Serious software engineers may insist that software must always be formally designed before coding. However, in the area of algorithm development, the final form of a piece of software cannot be envisaged until enough research has been done to define the algorithm. This is an obvious problem for people new to the research area who will need to try a few things out before settling on an approach. However, the situation also applies equally where the research has generated an unexpected result. At any stage, deciding to redesign and rewrite the software raises the possibility of introducing new errors, abandoning the effort already expended in debugging. If we acccept that algorithm testing should ALWAYS drive the deign of software (not pre-conceptions), this inevitably leads to the need for an approach which supports rapid incremental modification and puts less emphasis on a-priori design.
The C programming language has some very useful properties with respect to approaches to software development which require gradual change. In particular, the language is so flexible that it is generally possible to identify a continuous development path between any one specification of function and any other.

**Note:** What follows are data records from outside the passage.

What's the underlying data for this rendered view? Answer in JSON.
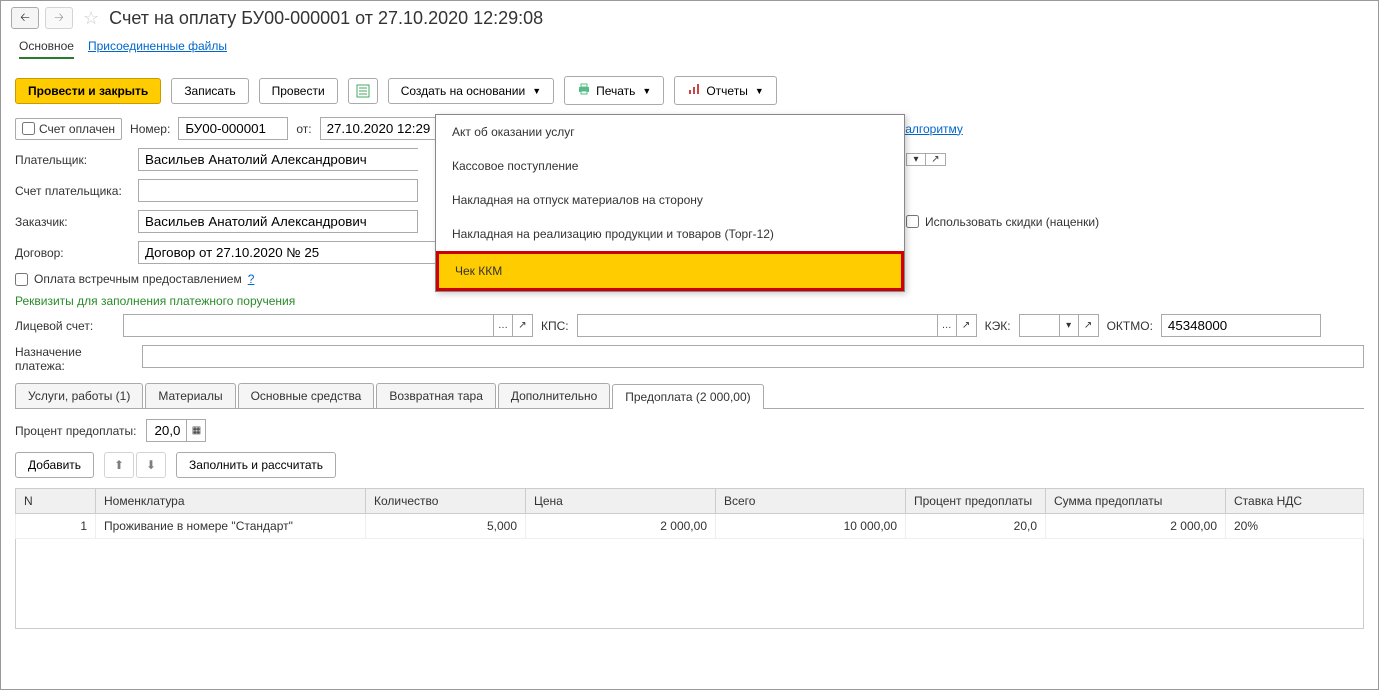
{
  "header": {
    "title": "Счет на оплату БУ00-000001 от 27.10.2020 12:29:08"
  },
  "nav": {
    "main": "Основное",
    "attached": "Присоединенные файлы"
  },
  "toolbar": {
    "post_close": "Провести и закрыть",
    "save": "Записать",
    "post": "Провести",
    "create_based": "Создать на основании",
    "print": "Печать",
    "reports": "Отчеты"
  },
  "dropdown": {
    "items": [
      "Акт об оказании услуг",
      "Кассовое поступление",
      "Накладная на отпуск материалов на сторону",
      "Накладная на реализацию продукции и товаров (Торг-12)",
      "Чек ККМ"
    ]
  },
  "form": {
    "paid_label": "Счет оплачен",
    "number_label": "Номер:",
    "number_value": "БУ00-000001",
    "date_label": "от:",
    "date_value": "27.10.2020 12:29",
    "algo_link": "нному алгоритму",
    "payer_label": "Плательщик:",
    "payer_value": "Васильев Анатолий Александрович",
    "payer_account_label": "Счет плательщика:",
    "customer_label": "Заказчик:",
    "customer_value": "Васильев Анатолий Александрович",
    "use_discounts_label": "Использовать скидки (наценки)",
    "contract_label": "Договор:",
    "contract_value": "Договор от 27.10.2020 № 25",
    "counter_pay_label": "Оплата встречным предоставлением",
    "requisites_header": "Реквизиты для заполнения платежного поручения",
    "personal_account_label": "Лицевой счет:",
    "kps_label": "КПС:",
    "kek_label": "КЭК:",
    "oktmo_label": "ОКТМО:",
    "oktmo_value": "45348000",
    "purpose_label": "Назначение платежа:"
  },
  "tabs": {
    "services": "Услуги, работы (1)",
    "materials": "Материалы",
    "assets": "Основные средства",
    "tare": "Возвратная тара",
    "additional": "Дополнительно",
    "prepayment": "Предоплата (2 000,00)"
  },
  "prepay": {
    "percent_label": "Процент предоплаты:",
    "percent_value": "20,0",
    "add": "Добавить",
    "fill": "Заполнить и рассчитать"
  },
  "table": {
    "headers": {
      "n": "N",
      "nomenclature": "Номенклатура",
      "qty": "Количество",
      "price": "Цена",
      "total": "Всего",
      "prepay_pct": "Процент предоплаты",
      "prepay_sum": "Сумма предоплаты",
      "vat": "Ставка НДС"
    },
    "rows": [
      {
        "n": "1",
        "nomenclature": "Проживание в номере \"Стандарт\"",
        "qty": "5,000",
        "price": "2 000,00",
        "total": "10 000,00",
        "prepay_pct": "20,0",
        "prepay_sum": "2 000,00",
        "vat": "20%"
      }
    ]
  }
}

This flexibility can be directly attributed to the separation between the sequential form of functions and data structures (and can be lost once some object oriented approaches are adopted). This can be used for the purposes of either algorithmic variant evaluation or general improvement and minimises the time required for subsequent de-bugging (see Debugging below). This flexibility supports maximal reuse of existing software and easy integration of packages.
Anything which adds overhead to the development cyle has to be weighed according to its utitlity and impact upon research productivity. It is because of this that conventional software design methodologies (as found on large scale industrial projects), which use formalised ways for programmers to contribute towards a software product via a rigid versioning system, are not necessarily appropriate for research software development. However, formal design methods and version control of software are not necessary on research projects provided that you follow some simple rules. These rules basically involve following common sense programming practice; regular backups and testing software modifications before inclusion into common libraries (See Appendix A). It also helps to have some guidelines for good programming practice.

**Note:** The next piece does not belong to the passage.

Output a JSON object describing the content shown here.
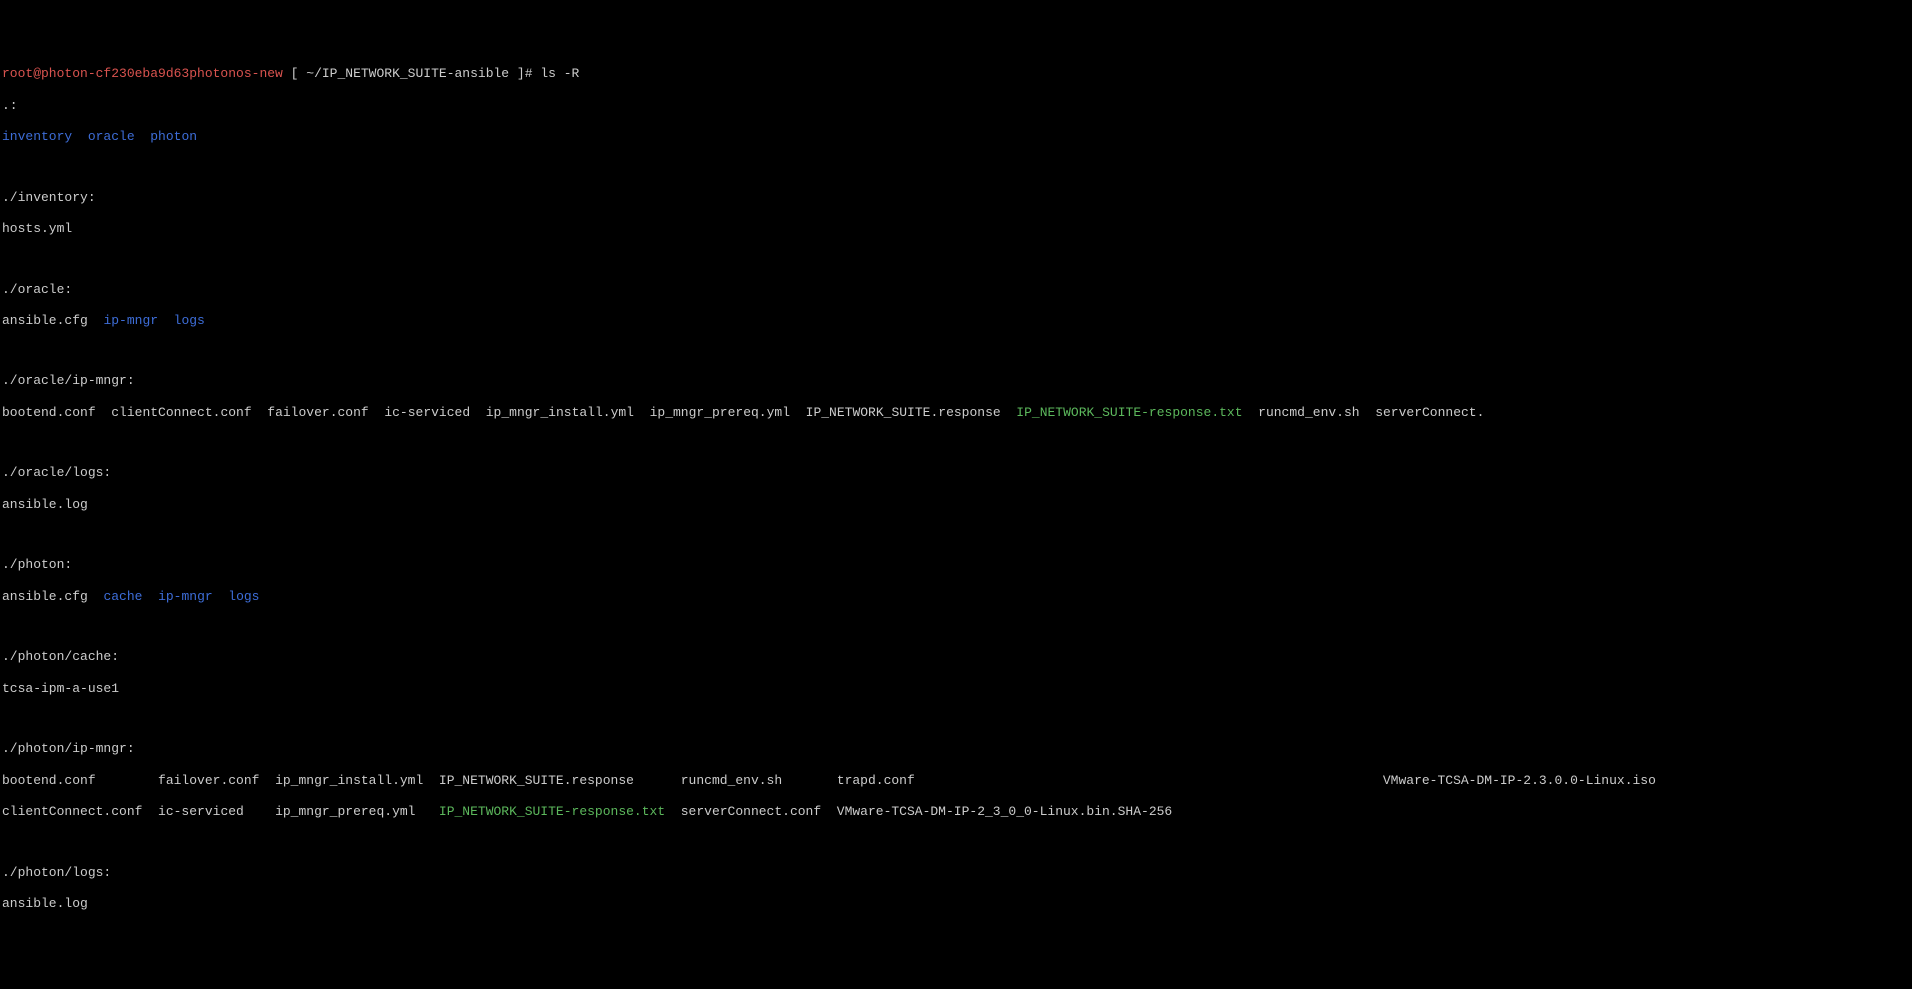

So what constitutes good programming? Well it certainly isn't exploring all of the various complexities of the language, or minimising the total line count by embedding several statements within one line. This may be considered fun but is not particularly productive. It is our opinion that the main goal of algorithmic reasearch is not the generation of cleverly defined software, but a more fundamental understanding of how to extract information from data. Good programming must result in software that others can understand, use and potentially modify. Good programming is well defined by the phrase ``KEEP IT SIMPLE STUPID'', while at the same time adopting a development methodology which will ultimately eliminate the maximum number of bugs. Keeping your software simple is ALWAYS the best method of ensuring others can understand it. So don't try to be too clever, reserve that for the algorithms not the software design.